Ch8. Money, Banking & Monetary Policy — The Fed and Interest Rates
Functions of Money
Three Functions of Money:
① Medium of Exchange: eliminates the
double-coincidence-of-wants problem
② Store of Value: preserves purchasing power
over time
③ Unit of Account: common measure for
comparing prices
US Money Supply Measures:
M0 (Monetary Base): currency in circulation
+ bank reserves held at the Fed
M1: M0 + demand deposits + other
checkable deposits + traveler's checks
M2: M1 + savings deposits + small time
deposits + retail money-market funds
(Published monthly by the Federal Reserve)
Credit Creation and the Money Multiplier
Deposit Creation Mechanism:
Initial deposit → bank lends out (1 − reserve ratio)

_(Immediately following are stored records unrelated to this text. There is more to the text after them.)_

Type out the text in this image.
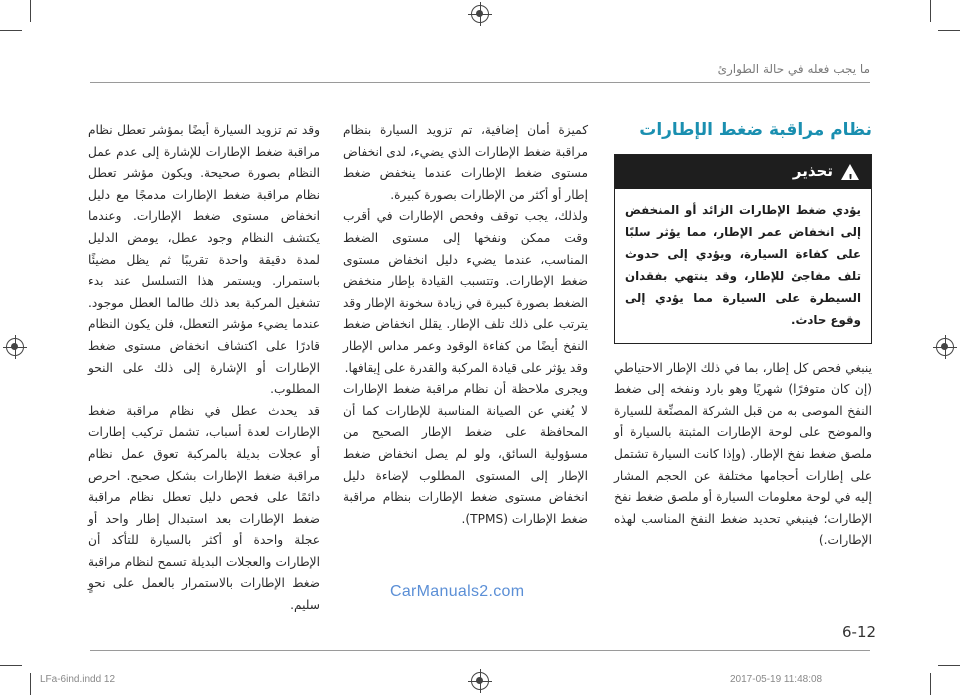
ما يجب فعله في حالة الطوارئ
نظام مراقبة ضغط الإطارات
!
تحذير
يؤدي ضغط الإطارات الزائد أو المنخفض إلى انخفاض عمر الإطار، مما يؤثر سلبًا على كفاءة السيارة، ويؤدي إلى حدوث تلف مفاجئ للإطار، وقد ينتهي بفقدان السيطرة على السيارة مما يؤدي إلى وقوع حادث.

ينبغي فحص كل إطار، بما في ذلك الإطار الاحتياطي (إن كان متوفرًا) شهريًا وهو بارد ونفخه إلى ضغط النفخ الموصى به من قبل الشركة المصنِّعة للسيارة والموضح على لوحة الإطارات المثبتة بالسيارة أو ملصق ضغط نفخ الإطار. (وإذا كانت السيارة تشتمل على إطارات أحجامها مختلفة عن الحجم المشار إليه في لوحة معلومات السيارة أو ملصق ضغط نفخ الإطارات؛ فينبغي تحديد ضغط النفخ المناسب لهذه الإطارات.)

كميزة أمان إضافية، تم تزويد السيارة بنظام مراقبة ضغط الإطارات الذي يضيء، لدى انخفاض مستوى ضغط الإطارات عندما ينخفض ضغط إطار أو أكثر من الإطارات بصورة كبيرة.

ولذلك، يجب توقف وفحص الإطارات في أقرب وقت ممكن ونفخها إلى مستوى الضغط المناسب، عندما يضيء دليل انخفاض مستوى ضغط الإطارات. وتتسبب القيادة بإطار منخفض الضغط بصورة كبيرة في زيادة سخونة الإطار وقد يترتب على ذلك تلف الإطار. يقلل انخفاض ضغط النفخ أيضًا من كفاءة الوقود وعمر مداس الإطار وقد يؤثر على قيادة المركبة والقدرة على إيقافها.

ويجرى ملاحظة أن نظام مراقبة ضغط الإطارات لا يُغني عن الصيانة المناسبة للإطارات كما أن المحافظة على ضغط الإطار الصحيح من مسؤولية السائق، ولو لم يصل انخفاض ضغط الإطار إلى المستوى المطلوب لإضاءة دليل انخفاض مستوى ضغط الإطارات بنظام مراقبة ضغط الإطارات (TPMS).

وقد تم تزويد السيارة أيضًا بمؤشر تعطل نظام مراقبة ضغط الإطارات للإشارة إلى عدم عمل النظام بصورة صحيحة. ويكون مؤشر تعطل نظام مراقبة ضغط الإطارات مدمجًا مع دليل انخفاض مستوى ضغط الإطارات. وعندما يكتشف النظام وجود عطل، يومض الدليل لمدة دقيقة واحدة تقريبًا ثم يظل مضيئًا باستمرار. ويستمر هذا التسلسل عند بدء تشغيل المركبة بعد ذلك طالما العطل موجود. عندما يضيء مؤشر التعطل، فلن يكون النظام قادرًا على اكتشاف انخفاض مستوى ضغط الإطارات أو الإشارة إلى ذلك على النحو المطلوب.

قد يحدث عطل في نظام مراقبة ضغط الإطارات لعدة أسباب، تشمل تركيب إطارات أو عجلات بديلة بالمركبة تعوق عمل نظام مراقبة ضغط الإطارات بشكل صحيح. احرص دائمًا على فحص دليل تعطل نظام مراقبة ضغط الإطارات بعد استبدال إطار واحد أو عجلة واحدة أو أكثر بالسيارة للتأكد أن الإطارات والعجلات البديلة تسمح لنظام مراقبة ضغط الإطارات بالاستمرار بالعمل على نحوٍ سليم.

CarManuals2.com
6-12
LFa-6ind.indd 12	2017-05-19 11:48:08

→ borrower deposits elsewhere → repeat
Money Multiplier = 1 / Reserve Requirement Ratio
Example: RRR = 10% → multiplier = 10
$100 in base money → up to $1,000 in deposits
Expansion of the Monetary Base:
① Open market purchase (Fed buys Treasuries)
② Fed discount window lending (repos, advances)
③ Quantitative easing (large-scale asset purchases)
Federal Reserve Monetary Policy Tools
The Federal Reserve (central bank of the US):
① Federal Funds Rate Target (primary tool):
Rate ↑ → borrowing costs rise → spending falls
→ money supply contracts → inflation falls
Rate ↓ → borrowing costs fall → spending rises
→ money supply expands → economy stimulated
FOMC sets the target at 8 scheduled meetings/year
② Open Market Operations (OMO):
Buy Treasuries → inject reserves → money supply ↑
Sell Treasuries → drain reserves → money supply ↓
Primary mechanism for hitting the fed funds target
③ Reserve Requirements:
Rate ↑ → multiplier ↓ → money supply ↓
(Fed set RRR to 0% in March 2020)
④ Discount Rate (rate on Fed loans to banks):
Discount rate ↑ → banks borrow less from Fed
→ tighter credit conditions
Interest Rates and Bond Prices
Interest Rates and Bond Prices move INVERSELY:
Rates ↑ → bond prices ↓
Rates ↓ → bond prices ↑
Why:
Bond coupon is fixed → when market rates rise,
existing bonds (paying a lower fixed coupon)
become less attractive → price falls
Yield to Maturity (YTM):
YTM ≈ Annual coupon / Bond price
Price falls → YTM rises (and vice versa)
Duration:
Weighted-average time to receive cash flows
Measures a bond's sensitivity to rate changes
Longer duration → greater price volatility
when rates move
Quantity Theory of Money and Inflation
Quantity Theory (Irving Fisher):
MV = PQ
M = Money supply, V = Velocity (assumed stable)
P = Price level, Q = Real output
Money supply ↑ → P ↑ (inflation)
Effects of Inflation:
Creditors (lenders): lose (real value erodes)
Debtors (borrowers): gain (real debt shrinks)
Real-asset holders: gain
Cash/bond holders: lose
Phillips Curve:
Short run: inflation ↑ ↔ unemployment ↓
(trade-off between price stability and jobs)
Long run: vertical at the natural rate
of unemployment (no lasting trade-off)
Stagflation (1970s): shifted the curve outward —
high inflation and high unemployment simultaneously
Key Concept Cards
Money Multiplier = 1 / Reserve Ratio ★★★★★ : RRR = 10% → multiplier = 10. 10 of deposits. Memory hook: multiplier = 1 ÷ reserve ratio
Interest Rates and Bond Prices: Always Inverse ★★★★★ : Rates up → bond prices down. Rates down → bond prices up. Never the same direction. Memory hook: rates and bonds = opposite directions
MV = PQ ★★★★☆ : Money supply × velocity = price level × real output. More money → higher prices (inflation). Memory hook: more M → more P (inflation)
Practice Questions
Q. Name three expansionary monetary policy tools the Fed uses during a recession.
① Cut the federal funds rate target ② Buy US Treasury securities (open market purchase) ③ Lower the discount rate. Together these expand reserves, lower borrowing costs, and stimulate lending and spending.
Q. If the Fed raises the federal funds rate from 3% to 5%, what happens to the price of existing long-term bonds?
Bond prices fall. Interest rates and bond prices are inversely related. With market rates now higher, existing bonds paying a lower fixed coupon are less valuable to investors — buyers will only purchase them at a discounted price. The longer the duration of the bond, the greater the price decline.